Sounds as if only DocumentPicker is crucial for this functionality and iCloud Drive exchangeable. I hope Apple allows third party cloud services to integrate deep enough into the system to be used instead of iCloud Drive. I won't move away from Dropbox.

Not sure this apparatus is really simpler than a little folder/file system for those of us who like that. To be fair, Rene did throw us a mention in part of the opener, thanks :)
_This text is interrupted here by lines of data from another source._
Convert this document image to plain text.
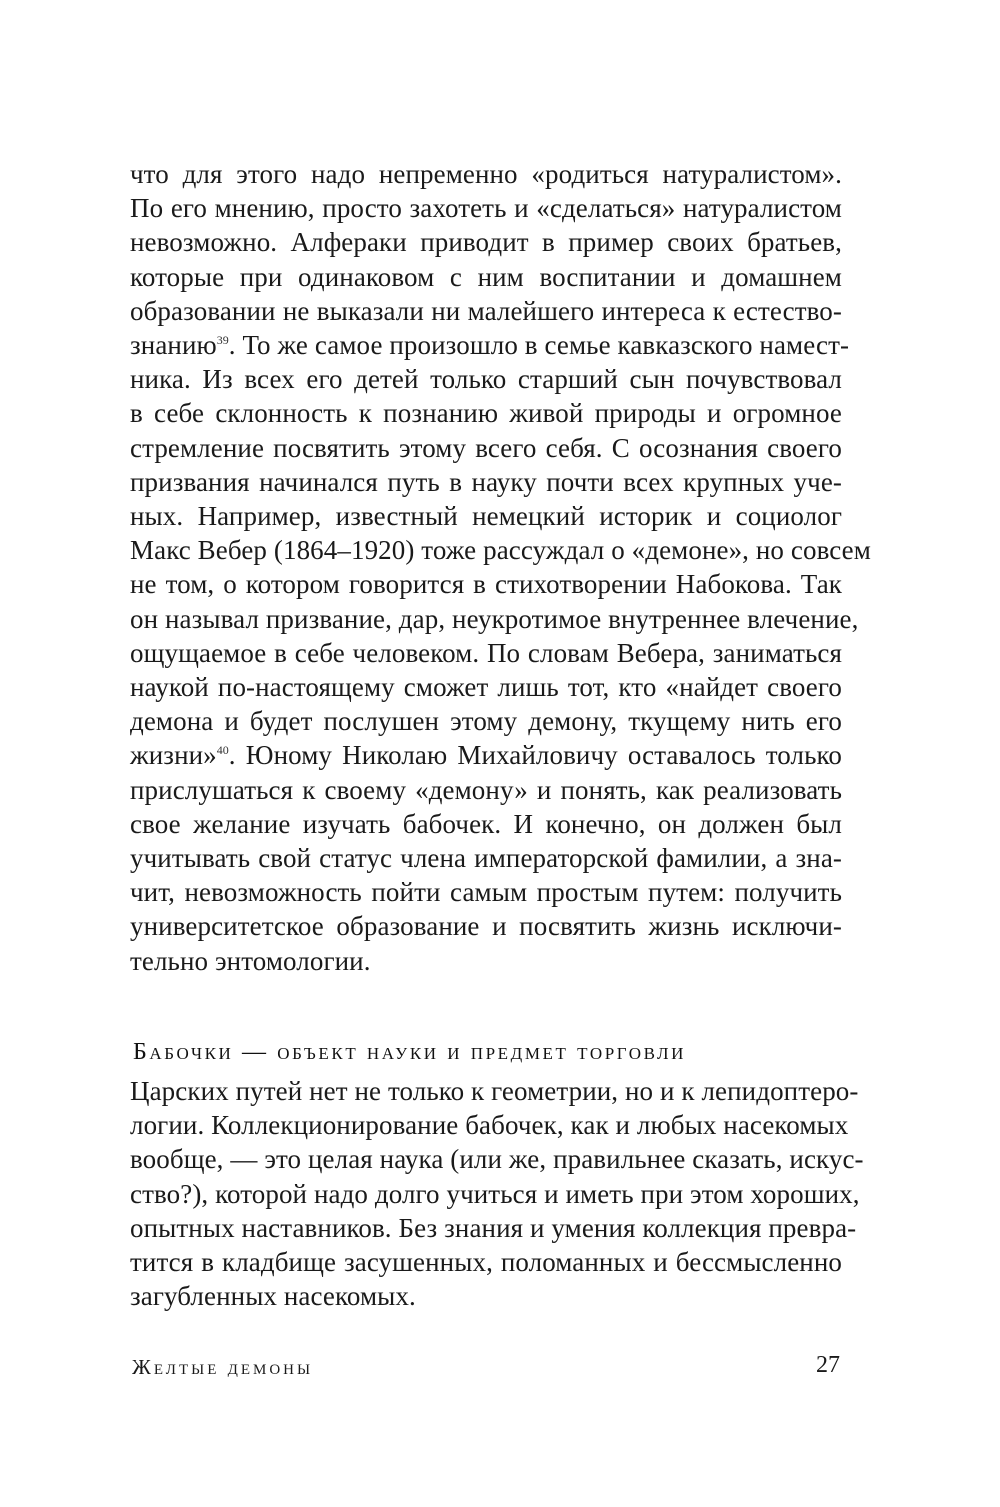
что для этого надо непременно «родиться натуралистом».
По его мнению, просто захотеть и «сделаться» натуралистом
невозможно. Алфераки приводит в пример своих братьев,
которые при одинаковом с ним воспитании и домашнем
образовании не выказали ни малейшего интереса к естество-
знанию$^{39}$. То же самое произошло в семье кавказского намест-
ника. Из всех его детей только старший сын почувствовал
в себе склонность к познанию живой природы и огромное
стремление посвятить этому всего себя. С осознания своего
призвания начинался путь в науку почти всех крупных уче-
ных. Например, известный немецкий историк и социолог
Макс Вебер (1864–1920) тоже рассуждал о «демоне», но совсем
не том, о котором говорится в стихотворении Набокова. Так
он называл призвание, дар, неукротимое внутреннее влечение,
ощущаемое в себе человеком. По словам Вебера, заниматься
наукой по-настоящему сможет лишь тот, кто «найдет своего
демона и будет послушен этому демону, ткущему нить его
жизни»$^{40}$. Юному Николаю Михайловичу оставалось только
прислушаться к своему «демону» и понять, как реализовать
свое желание изучать бабочек. И конечно, он должен был
учитывать свой статус члена императорской фамилии, а зна-
чит, невозможность пойти самым простым путем: получить
университетское образование и посвятить жизнь исключи-
тельно энтомологии.
Бабочки — объект науки и предмет торговли
Царских путей нет не только к геометрии, но и к лепидоптеро-
логии. Коллекционирование бабочек, как и любых насекомых
вообще, — это целая наука (или же, правильнее сказать, искус-
ство?), которой надо долго учиться и иметь при этом хороших,
опытных наставников. Без знания и умения коллекция превра-
тится в кладбище засушенных, поломанных и бессмысленно
загубленных насекомых.
Желтые демоны	27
For the end user, how is icloud drive different to iDisk from mobile me, I liked iDisk and when it ended I use sugarsync as not keen on icloud for documents, thx bruce

Sent from the iMore App

A few typos, FYI/correction (speaking of quibbling):

"Anything a person would consider its own discreet entity," ⬅️ Should be "discrete".

[...]

"Once you've access the" ⬅️ Should be "accessed".

[...]

"So, of example, if you're in Pages" ⬅️ Should be "for example".

[...]

"(However, Apple recommends annotating those files with the name of their originating app, just to keep things clear." ⬅️ Needs a ).

[...]

"I could quibble about thee being no iCloud Drive app" ⬅️ Should be "there".

Hi Rene

I'm still confused about iCloud drive.

Basic question

Could I have a folder, say "Apple financials 2014” that contains PDFs, keynotes, pages, and numbers documents on this topic? Can I open them on Windows via Numbers in iCloud , on my Mac, and my iOS devices? How do the documents get there? Can I create a new document in numbers for iOS and save it there?

Extended question
With the confusion about what to do until Yosemite comes out, should Apple have left iCloud drive as an 8.1 update? There are people who upgraded early and are in a state of confusion with no quick answer. If iCloud drive couldn't be a point update to Mavericks, then perhaps waiting for iOS 8.1 should have been the direction.